For more details and registration see the event site

IMPORTANT  – LETS SAID IT AGAIN – THERE IS A NEW VENUE

This event is at a new venue, The Round Foundry. It has plenty of free (evening) parking right in front and is 5 minutes walk from Leeds train station. The Midnight Bell pub is also next door

Tuesday, 11 December 2012 from 18:30 to 21:00 (GMT)

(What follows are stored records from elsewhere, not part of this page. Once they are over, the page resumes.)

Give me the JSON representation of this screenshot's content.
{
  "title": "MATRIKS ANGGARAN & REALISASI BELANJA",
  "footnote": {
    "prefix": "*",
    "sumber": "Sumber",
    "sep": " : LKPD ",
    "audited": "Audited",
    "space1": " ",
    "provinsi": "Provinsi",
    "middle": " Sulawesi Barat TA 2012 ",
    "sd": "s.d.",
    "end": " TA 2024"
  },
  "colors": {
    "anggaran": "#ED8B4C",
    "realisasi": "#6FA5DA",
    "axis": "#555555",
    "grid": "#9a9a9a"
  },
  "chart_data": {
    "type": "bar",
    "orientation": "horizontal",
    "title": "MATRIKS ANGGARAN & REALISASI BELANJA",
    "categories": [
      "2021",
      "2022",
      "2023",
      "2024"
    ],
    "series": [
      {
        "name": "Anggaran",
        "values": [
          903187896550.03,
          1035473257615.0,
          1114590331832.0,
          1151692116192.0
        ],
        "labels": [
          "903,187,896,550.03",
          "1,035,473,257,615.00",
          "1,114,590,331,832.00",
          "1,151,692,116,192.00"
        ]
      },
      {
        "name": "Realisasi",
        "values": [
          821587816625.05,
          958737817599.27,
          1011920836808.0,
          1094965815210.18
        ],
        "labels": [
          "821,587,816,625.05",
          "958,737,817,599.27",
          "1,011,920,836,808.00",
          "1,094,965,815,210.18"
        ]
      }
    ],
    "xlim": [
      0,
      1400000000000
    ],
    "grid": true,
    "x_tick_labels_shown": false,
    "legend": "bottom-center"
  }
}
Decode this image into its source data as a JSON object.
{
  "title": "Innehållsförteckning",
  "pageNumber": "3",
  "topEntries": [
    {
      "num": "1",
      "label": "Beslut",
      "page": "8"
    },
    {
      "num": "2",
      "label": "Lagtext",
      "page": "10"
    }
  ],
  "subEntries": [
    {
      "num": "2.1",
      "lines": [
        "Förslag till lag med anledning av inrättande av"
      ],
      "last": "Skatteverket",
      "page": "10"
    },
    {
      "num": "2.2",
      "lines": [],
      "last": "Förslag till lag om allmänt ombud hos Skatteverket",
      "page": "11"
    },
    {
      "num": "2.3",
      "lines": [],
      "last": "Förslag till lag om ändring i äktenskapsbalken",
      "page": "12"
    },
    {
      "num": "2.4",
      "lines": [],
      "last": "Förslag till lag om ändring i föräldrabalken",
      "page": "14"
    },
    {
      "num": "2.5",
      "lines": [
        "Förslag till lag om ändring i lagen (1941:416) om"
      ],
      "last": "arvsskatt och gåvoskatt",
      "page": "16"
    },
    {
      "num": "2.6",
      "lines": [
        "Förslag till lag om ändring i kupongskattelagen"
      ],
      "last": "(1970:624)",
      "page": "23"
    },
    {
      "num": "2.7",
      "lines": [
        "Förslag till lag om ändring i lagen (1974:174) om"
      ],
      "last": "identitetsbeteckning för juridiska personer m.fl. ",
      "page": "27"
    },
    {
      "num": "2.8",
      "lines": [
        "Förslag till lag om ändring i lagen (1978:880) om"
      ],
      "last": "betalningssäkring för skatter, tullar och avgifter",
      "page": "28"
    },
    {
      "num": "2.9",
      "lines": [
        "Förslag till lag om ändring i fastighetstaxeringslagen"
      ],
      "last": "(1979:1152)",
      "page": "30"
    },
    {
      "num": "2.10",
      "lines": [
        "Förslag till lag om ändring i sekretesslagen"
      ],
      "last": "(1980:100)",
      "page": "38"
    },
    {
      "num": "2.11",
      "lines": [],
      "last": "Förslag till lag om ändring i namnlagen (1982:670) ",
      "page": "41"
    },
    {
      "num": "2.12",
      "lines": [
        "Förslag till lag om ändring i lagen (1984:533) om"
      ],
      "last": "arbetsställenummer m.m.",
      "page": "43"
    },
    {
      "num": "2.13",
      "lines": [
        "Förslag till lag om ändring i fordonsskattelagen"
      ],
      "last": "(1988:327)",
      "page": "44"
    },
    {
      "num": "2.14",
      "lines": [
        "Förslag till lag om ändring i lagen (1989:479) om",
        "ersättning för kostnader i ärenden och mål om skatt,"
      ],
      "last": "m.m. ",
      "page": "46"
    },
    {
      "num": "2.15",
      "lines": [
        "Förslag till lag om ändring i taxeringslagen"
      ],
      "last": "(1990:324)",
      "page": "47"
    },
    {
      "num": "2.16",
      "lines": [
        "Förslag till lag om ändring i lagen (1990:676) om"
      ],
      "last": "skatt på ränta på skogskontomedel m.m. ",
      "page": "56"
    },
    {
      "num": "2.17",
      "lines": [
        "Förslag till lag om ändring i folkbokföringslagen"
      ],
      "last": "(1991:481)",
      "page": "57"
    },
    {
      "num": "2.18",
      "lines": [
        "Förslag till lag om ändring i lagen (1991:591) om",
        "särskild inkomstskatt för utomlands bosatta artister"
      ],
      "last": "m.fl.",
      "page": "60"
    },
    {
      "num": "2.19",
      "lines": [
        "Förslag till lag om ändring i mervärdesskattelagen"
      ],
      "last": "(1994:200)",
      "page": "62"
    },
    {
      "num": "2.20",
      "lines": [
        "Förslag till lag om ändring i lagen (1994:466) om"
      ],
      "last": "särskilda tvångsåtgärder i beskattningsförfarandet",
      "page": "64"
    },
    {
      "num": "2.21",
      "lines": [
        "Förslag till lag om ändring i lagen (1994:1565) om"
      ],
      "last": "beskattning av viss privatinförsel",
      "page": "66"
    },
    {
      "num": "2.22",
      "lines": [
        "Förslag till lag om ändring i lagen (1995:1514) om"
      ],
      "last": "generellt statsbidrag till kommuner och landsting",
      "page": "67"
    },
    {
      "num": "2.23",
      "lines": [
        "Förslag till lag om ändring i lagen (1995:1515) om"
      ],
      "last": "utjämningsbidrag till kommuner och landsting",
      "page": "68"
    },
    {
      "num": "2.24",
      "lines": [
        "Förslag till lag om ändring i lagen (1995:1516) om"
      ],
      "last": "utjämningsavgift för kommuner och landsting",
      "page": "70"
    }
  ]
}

The Round Foundry Media Centre
Foundry St
LS11 5QP Leeds
United Kingdom
View Map

 

Upgrading my Windows 7 Media Center to Windows 8

I have been a happy user of Windows Media Center since (even) XP. I have found it reasonably stable and more importantly it has a nice user interface compared to most pvr/set-top boxes I have owned. So as my Windows 7 based system has been stable for just over a year (since a move to HD tuners prompted by a motherboard failure) I thought it high time to destabilise it with an upgrade to Windows 8. What actually prompted this was Robert had upgraded his Media Center which is also based on similar Acer Revo (Intel Atom) hardware to mine and he had found the general performance much improved. The Atom CPU is only just up to the job, but I do like the Revo as it is a nice low wattage package for Media Center

The  main issue with this upgrade is Microsoft have chosen to put Media Center in an add-in pack for Windows 8 not part of the base package; however, this pack is currently free. Armed with this information this was my upgrade process:

  1. Applied for my Windows 8 Media Center product code. It says this can take up to 72 hours, mine took nearer 150. Looking at the comments this seems not uncommon. Note that you don’t need to apply for the code on the same PC you wish to use it on. But as the comments mention it is one code per email address used, and the code has to be activated before February.
  2. Downloaded the Windows 8 Professional ISO from MSDN, I got the EN-GB specific version. Just make sure it is the retail version not the volume license as people have commented that the the Media Center product code does not work for VL editions.
  3. So now ready to start the upgrade…..
    1. I first removed my external RAID disk array that stores pictures, music, recordings etc.
    2. I backed up my Windows 7 boot disk (using imagex off a Windows 8 PE boot USB) to an external USB disk (just in case I wanted to go back)
    3. Booted my PC in Windows 7, inserted the Windows 8 Professional USB media and did an in-place upgrade (frankly it moved over so little I might as well have wiped the disk, see what I had to reinstall below). After entering my MDSN sourced product key the upgrade found all the hardware without issue except my PCTV 290e tuners, but a check for new drivers got these from Windows update without any other intervention.
    4. I now used the add feature option on the control panel to enter my Media Center product key. It accepted this, and said it was downloading the new feature and it might take a while. In my case this was best part of two hours, so be prepared to wait…..
  4. Once complete (and a good few automatic reboots later) I could run the Media Center wizard,but before I did this I re-attached my RAID disk

So eventually I had a Windows 8 install with Media Center, but what had a lost in the process?

  • All my Media Center configuration
    • Monitor preferences
    • My series recording settings
    • Interestingly I did not need to re-enter my settings to point to my RAID disk for libraries
  • Had to re-join the PC to my home group (of which it was the creator, I would have it expected to remember more than just it’s name)
  • Had to re-install the Windows desktop Skydrive  application, which I use to provide a backup from my RAID drive for photos. I do need to see if I can think of an easier solution under Windows 8. I also had to re-create the scheduled batch file that copies the files I wish to backup to this folder. Due to the coping all the time stamps meant the files had to re-sync to SkyDrive.
  • Had to re-authorise my Roku Soundbridge media as an audio client.

So it is any faster? Only time will tell. However, I do think that pining browser windows to the Windows 8 home page for IPlayer and other web streaming services will make life a bit bit easier until they provide Windows 8 Apps to do the job.